Including today’s guilty verdicts, 12 individuals involved with DMRC have been convicted for their roles in the DMRC scheme. Defendants Clara Guilarte and Caridad Guilarte are currently awaiting trial on charges related to their alleged roles at DMRC. An indictment is merely a charge and defendants are presumed innocent until proven guilty.

A sentencing date for the Tasis brothers and Alayon has not yet been scheduled by the court. Each count of conspiracy to commit health care fraud, health care fraud and money laundering carries a maximum penalty of 10 years in prison and a $250,000 fine.

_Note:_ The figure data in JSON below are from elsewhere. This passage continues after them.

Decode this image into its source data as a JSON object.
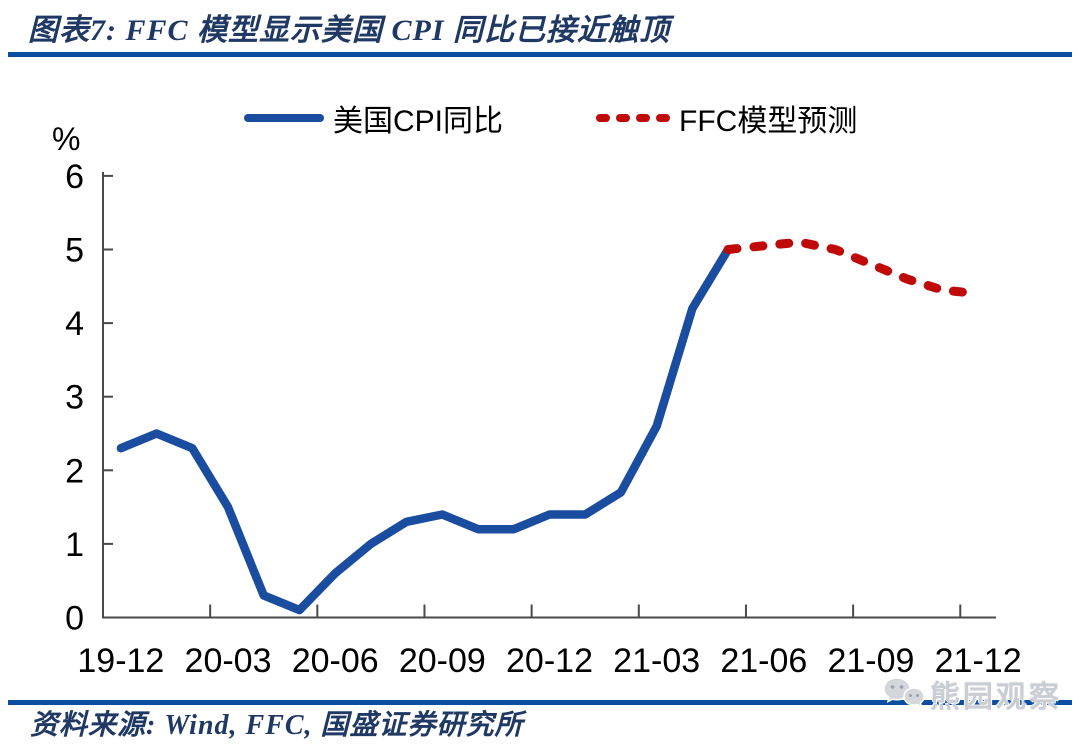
{
  "header": {
    "figure_label": "图表7:",
    "title": "图表7: FFC 模型显示美国 CPI 同比已接近触顶"
  },
  "chart_data": {
    "type": "line",
    "title": "FFC模型显示美国CPI同比已接近触顶",
    "ylabel": "%",
    "xlabel": "",
    "ylim": [
      0,
      6
    ],
    "y_ticks": [
      0,
      1,
      2,
      3,
      4,
      5,
      6
    ],
    "grid": false,
    "legend_position": "top",
    "x": [
      "19-12",
      "20-01",
      "20-02",
      "20-03",
      "20-04",
      "20-05",
      "20-06",
      "20-07",
      "20-08",
      "20-09",
      "20-10",
      "20-11",
      "20-12",
      "21-01",
      "21-02",
      "21-03",
      "21-04",
      "21-05",
      "21-06",
      "21-07",
      "21-08",
      "21-09",
      "21-10",
      "21-11",
      "21-12"
    ],
    "x_tick_every": 3,
    "x_tick_labels": [
      "19-12",
      "20-03",
      "20-06",
      "20-09",
      "20-12",
      "21-03",
      "21-06",
      "21-09",
      "21-12"
    ],
    "series": [
      {
        "name": "美国CPI同比",
        "color": "#1A4C9F",
        "style": "solid",
        "start_index": 0,
        "values": [
          2.3,
          2.5,
          2.3,
          1.5,
          0.3,
          0.1,
          0.6,
          1.0,
          1.3,
          1.4,
          1.2,
          1.2,
          1.4,
          1.4,
          1.7,
          2.6,
          4.2,
          5.0
        ]
      },
      {
        "name": "FFC模型预测",
        "color": "#C00A0A",
        "style": "dashed",
        "start_index": 17,
        "values": [
          5.0,
          5.05,
          5.1,
          5.0,
          4.8,
          4.6,
          4.45,
          4.4
        ]
      }
    ]
  },
  "footer": {
    "source": "资料来源: Wind, FFC, 国盛证券研究所"
  },
  "watermark": {
    "text": "熊园观察",
    "icon": "wechat-icon"
  },
  "colors": {
    "title_navy": "#1F3864",
    "rule_blue": "#0B4EA2",
    "axis_gray": "#4a4a4a",
    "tick_label_black": "#000000",
    "watermark_gray": "#c9ced4"
  }
}
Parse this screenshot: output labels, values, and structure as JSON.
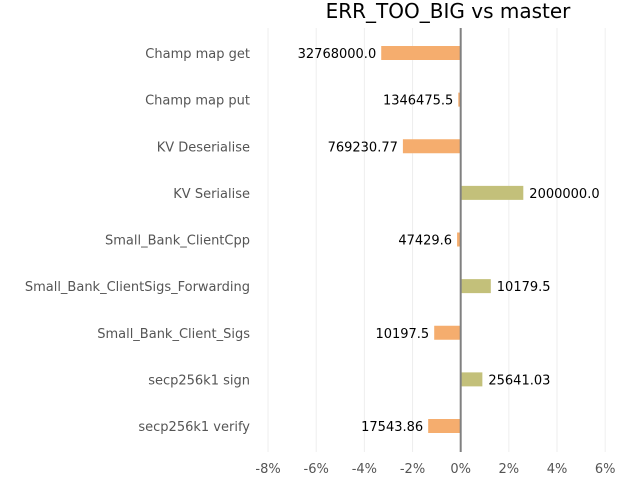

The conspiracy to commit money laundering count carries a maximum penalty of 20 years in prison and a $500,000 fine, and the conspiracy to pay health care kickbacks carries a maximum penalty of five years in prison and a $250,000 fine.

Today’s verdicts were announced by Assistant Attorney General Lanny A. Breuer of the Criminal Division; U.S. Attorney for the Eastern District of Michigan Barbara L. McQuade; Special Agent in Charge Andrew G. Arena of the FBI’s Detroit Field Office; and Special Agent in Charge Lamont Pugh III of the HHS Office of Inspector General’s (HHS-OIG) Chicago Regional Office.

The case was prosecuted by Trial Attorney Gejaa T. Gobena of the Criminal Division’s Fraud Section and Assistant U.S. Attorney for the Eastern District of Michigan Philip Ross, with assistance from Fraud Section Trial Attorney Catherine Dick. The FBI and HHS-OIG conducted the investigation.